The Bunong, who live in the forests of northeastern Cambodia, have faced severe disruptions to their lives in recent decades, including displacement during the Khmer Rouge era and the accelerated loss of land and forest since the 2000s due to economic land concessions granted to private plantations.

Samoeun Ratana, 31, said he had returned from his studies in Japan hoping that organic farming would empower the Bunong communities of Mondulkiri.

“This is the best way that we can help them,” he said.

After earning a bachelor’s degree in management in 2015 and working in the NGO sector, Ratana last year went to Japan to study agricultural management, seed production, community building and agricultural economics.
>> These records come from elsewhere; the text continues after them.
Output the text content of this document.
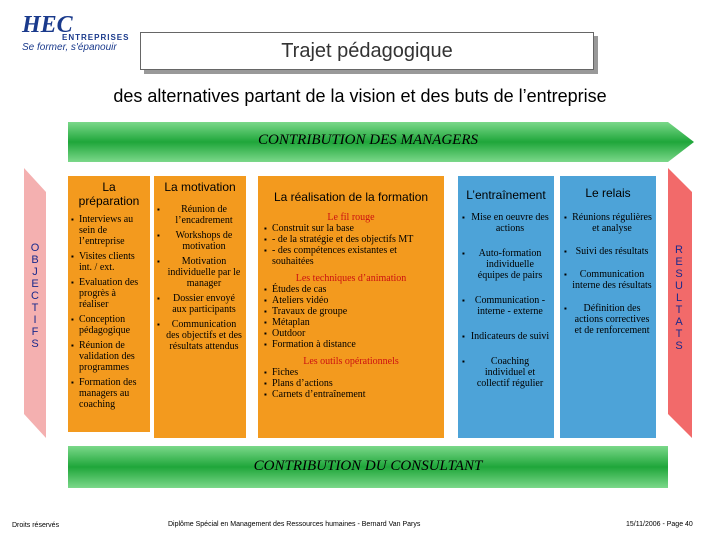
HEC
ENTREPRISES
Se former, s'épanouir	Trajet pédagogique
des alternatives partant de la vision et des buts de l’entreprise
CONTRIBUTION DES MANAGERS
CONTRIBUTION DU CONSULTANT
O
B
J
E
C
T
I
F
S
R
E
S
U
L
T
A
T
S
La préparation
▪ Interviews au sein de l’entreprise
▪ Visites clients int. / ext.
▪ Evaluation des progrès à réaliser
▪ Conception pédagogique
▪ Réunion de validation des programmes
▪ Formation des managers au coaching
La motivation
▪ Réunion de l’encadrement
▪ Workshops de motivation
▪ Motivation individuelle par le manager
▪ Dossier envoyé aux participants
▪ Communication des objectifs et des résultats attendus
La réalisation de la formation
Le fil rouge
▪ Construit sur la base
▪ - de la stratégie et des objectifs MT
▪ - des compétences existantes et souhaitées
Les techniques d’animation
▪ Études de cas
▪ Ateliers vidéo
▪ Travaux de groupe
▪ Métaplan
▪ Outdoor
▪ Formation à distance
Les outils opérationnels
▪ Fiches
▪ Plans d’actions
▪ Carnets d’entraînement
L’entraînement
▪ Mise en oeuvre des actions
▪ Auto-formation individuelle équipes de pairs
▪ Communication - interne - externe
▪ Indicateurs de suivi
▪ Coaching individuel et collectif régulier
Le relais
▪ Réunions régulières et analyse
▪ Suivi des résultats
▪ Communication interne des résultats
▪ Définition des actions correctives et de renforcement
Droits réservés	Diplôme Spécial en Management des Ressources humaines - Bernard Van Parys	15/11/2006 - Page 40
Ratana said he was now working to impart the value of producing organic vegetables, fruits and other crops to the indigenous communities in O’Reang district’s Dak Dam commune, in place of traditional subsistence farming.

“Firstly, we want to create jobs for our community, and find a clear market,” Ratana said. “Secondly, [we want to] improve families’ living conditions.”

More than 30 families had begun to practice organic farming, he said, growing crops such as passion fruit, coffee beans and cherries. Ratana is also planning to lead a group of young people to study agriculture in Japan for six months later this year.

“Frankly speaking, currently we still lack the products to supply to the market,” he said.

Seng Sao, deputy bureau chief of the provincial department of agriculture, forestry and fisheries, said he supported the increasing involvement of indigenous farmers in organic farming.

“Through NGOs and private companies, we will provide them with seeds, training and monitoring,” Sao said.

Sorn Chey, executive director of the Cambodia-based Affiliated Network for Social Accountability in East Asia and the Pacific, who works with indigenous people and ethnic minorities, said the knowledge and skills gained by indigenous youth would help communities adjust to the changing world and handle new challenges.

“They have the ability to learn quickly,” Chey said.

Dam Kunthy, head of the Highlanders Association—an organization advocating for indigenous people in the northeast—said it was important for educated indigenous youth to become leaders in their communities.

According to the association, more than 27,000 of the almost 30,000 indigenous people in Mondulkiri are Bunong, out of about 200,000 indigenous people total in Cambodia.

“We think that these are the only people who understand their traditions and cultures,” Kunthy said. “We believe we need to train and provide knowledge to more indigenous people in order to make them return to work in their areas.”